Avec près de 30 ans d’expérience dans les domaines de l’environnement et du développement durable, j’ai eu le privilège de travailler au sein de plusieurs institutions internationales, telles que la Banque Africaine de Développement, la Banque Mondiale, les Nations Unies et l’Union Mondiale pour la Conservation de la Nature. Mon parcours professionnel m’a conduit à œuvrer principalement en Côte d’Ivoire, aux Usa, en Suisse, au Ghana, couvrant environ 85 à 90 % des pays africains sur des questions environnementales et de développement durable. À l’origine économiste, ma spécialisation s’est rapidement orientée vers l’environnement et le développement.
En quoi consiste le programme Abidjan Legacy ?

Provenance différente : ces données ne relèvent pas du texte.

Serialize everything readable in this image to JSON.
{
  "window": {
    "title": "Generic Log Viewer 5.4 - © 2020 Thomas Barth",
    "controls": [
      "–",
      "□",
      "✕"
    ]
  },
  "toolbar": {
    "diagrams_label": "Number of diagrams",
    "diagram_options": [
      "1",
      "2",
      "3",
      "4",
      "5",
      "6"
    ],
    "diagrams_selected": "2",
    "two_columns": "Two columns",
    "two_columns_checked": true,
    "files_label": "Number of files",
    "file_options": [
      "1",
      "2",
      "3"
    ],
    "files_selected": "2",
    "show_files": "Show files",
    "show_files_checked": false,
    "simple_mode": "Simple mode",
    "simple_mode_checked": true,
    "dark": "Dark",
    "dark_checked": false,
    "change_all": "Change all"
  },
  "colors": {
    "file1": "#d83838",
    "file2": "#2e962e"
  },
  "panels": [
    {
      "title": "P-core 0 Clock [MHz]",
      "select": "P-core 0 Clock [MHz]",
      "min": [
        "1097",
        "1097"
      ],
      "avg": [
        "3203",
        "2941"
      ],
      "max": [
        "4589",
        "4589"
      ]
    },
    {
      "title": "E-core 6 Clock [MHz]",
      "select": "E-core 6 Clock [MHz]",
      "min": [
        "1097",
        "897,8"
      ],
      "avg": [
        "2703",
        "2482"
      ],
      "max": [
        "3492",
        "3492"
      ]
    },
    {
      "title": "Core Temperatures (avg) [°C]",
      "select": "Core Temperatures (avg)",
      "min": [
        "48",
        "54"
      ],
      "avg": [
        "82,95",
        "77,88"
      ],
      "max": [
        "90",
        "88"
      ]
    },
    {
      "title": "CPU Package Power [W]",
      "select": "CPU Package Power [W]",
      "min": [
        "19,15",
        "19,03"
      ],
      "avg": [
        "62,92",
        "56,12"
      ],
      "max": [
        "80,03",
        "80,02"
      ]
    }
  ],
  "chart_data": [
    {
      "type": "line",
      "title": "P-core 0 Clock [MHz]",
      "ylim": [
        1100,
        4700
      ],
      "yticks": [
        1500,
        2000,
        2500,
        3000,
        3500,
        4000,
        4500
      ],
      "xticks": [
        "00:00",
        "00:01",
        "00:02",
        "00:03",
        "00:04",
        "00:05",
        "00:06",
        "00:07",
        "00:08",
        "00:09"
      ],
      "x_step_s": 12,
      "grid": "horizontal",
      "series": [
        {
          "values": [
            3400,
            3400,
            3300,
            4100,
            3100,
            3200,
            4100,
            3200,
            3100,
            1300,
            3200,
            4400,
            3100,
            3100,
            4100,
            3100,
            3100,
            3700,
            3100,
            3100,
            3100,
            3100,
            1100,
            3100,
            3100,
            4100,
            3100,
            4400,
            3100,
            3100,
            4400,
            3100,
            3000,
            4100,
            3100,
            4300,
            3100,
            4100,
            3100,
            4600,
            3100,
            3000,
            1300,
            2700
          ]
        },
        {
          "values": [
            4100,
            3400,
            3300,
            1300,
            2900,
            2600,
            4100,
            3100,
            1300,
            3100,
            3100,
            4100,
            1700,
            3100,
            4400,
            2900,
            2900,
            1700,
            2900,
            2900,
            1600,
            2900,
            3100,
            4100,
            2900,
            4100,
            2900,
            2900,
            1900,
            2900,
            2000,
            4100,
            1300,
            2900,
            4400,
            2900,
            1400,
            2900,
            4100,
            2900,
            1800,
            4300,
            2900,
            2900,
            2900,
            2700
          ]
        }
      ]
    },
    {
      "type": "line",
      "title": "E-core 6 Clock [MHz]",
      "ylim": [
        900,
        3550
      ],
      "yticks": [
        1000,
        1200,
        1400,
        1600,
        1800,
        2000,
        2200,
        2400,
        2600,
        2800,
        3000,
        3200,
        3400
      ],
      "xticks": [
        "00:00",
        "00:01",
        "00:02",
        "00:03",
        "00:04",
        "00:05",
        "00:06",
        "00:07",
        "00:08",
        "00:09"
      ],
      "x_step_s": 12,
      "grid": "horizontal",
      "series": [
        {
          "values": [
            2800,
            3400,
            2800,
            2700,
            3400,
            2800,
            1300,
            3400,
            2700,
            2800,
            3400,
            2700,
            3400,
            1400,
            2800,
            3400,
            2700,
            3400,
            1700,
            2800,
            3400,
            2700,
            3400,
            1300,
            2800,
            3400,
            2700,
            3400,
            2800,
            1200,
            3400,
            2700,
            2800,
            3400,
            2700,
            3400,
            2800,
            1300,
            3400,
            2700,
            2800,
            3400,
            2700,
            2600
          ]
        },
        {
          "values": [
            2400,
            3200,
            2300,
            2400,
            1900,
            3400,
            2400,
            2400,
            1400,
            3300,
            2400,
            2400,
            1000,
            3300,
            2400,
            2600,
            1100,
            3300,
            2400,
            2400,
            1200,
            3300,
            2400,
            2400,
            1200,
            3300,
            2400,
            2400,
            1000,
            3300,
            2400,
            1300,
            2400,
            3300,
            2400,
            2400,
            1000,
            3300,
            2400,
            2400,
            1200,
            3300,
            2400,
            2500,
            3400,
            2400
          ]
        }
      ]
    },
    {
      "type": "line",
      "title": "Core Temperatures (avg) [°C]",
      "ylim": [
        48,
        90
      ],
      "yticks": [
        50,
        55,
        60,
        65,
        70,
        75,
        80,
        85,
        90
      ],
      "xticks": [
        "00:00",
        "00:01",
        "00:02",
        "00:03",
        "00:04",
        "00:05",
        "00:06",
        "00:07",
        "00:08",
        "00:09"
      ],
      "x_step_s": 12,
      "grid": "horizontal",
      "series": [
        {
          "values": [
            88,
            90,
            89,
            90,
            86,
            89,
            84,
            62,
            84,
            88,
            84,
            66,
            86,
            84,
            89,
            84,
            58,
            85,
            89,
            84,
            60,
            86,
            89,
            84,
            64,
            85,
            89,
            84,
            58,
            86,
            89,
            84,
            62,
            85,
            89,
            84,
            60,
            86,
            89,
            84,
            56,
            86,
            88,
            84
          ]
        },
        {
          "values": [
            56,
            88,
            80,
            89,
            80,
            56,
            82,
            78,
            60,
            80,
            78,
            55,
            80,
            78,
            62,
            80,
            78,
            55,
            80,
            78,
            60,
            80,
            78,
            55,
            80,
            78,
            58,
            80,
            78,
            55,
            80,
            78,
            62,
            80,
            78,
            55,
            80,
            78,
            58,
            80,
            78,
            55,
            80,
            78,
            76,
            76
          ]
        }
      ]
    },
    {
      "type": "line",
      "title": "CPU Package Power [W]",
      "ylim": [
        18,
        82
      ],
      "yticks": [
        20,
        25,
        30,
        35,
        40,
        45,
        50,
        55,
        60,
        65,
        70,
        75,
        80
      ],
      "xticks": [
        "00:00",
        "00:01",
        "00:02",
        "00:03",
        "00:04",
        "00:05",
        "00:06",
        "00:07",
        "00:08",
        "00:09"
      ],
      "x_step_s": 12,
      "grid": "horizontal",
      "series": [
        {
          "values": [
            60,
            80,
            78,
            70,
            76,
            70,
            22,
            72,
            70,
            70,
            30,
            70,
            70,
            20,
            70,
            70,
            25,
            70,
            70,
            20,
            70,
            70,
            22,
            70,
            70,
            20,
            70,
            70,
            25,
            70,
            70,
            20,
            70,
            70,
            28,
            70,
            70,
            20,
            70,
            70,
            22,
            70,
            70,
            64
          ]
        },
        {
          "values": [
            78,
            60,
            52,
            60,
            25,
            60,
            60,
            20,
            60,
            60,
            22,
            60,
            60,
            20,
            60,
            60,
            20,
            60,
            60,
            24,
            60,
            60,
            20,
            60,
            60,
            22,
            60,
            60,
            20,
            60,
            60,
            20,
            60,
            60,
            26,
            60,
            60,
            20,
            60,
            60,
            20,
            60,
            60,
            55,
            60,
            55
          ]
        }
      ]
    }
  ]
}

Le programme Abidjan Legacy est une réponse du gouvernement ivoirien à la dégradation des écosystèmes forestiers et terrestres, accentuée ces dernières décennies. Lancé après la COP 15 sur la désertification en mai 2022, le programme vise à lutter contre la déforestation et la dégradation des sols, tout en améliorant l’efficacité de l’agriculture pour atteindre la souveraineté alimentaire.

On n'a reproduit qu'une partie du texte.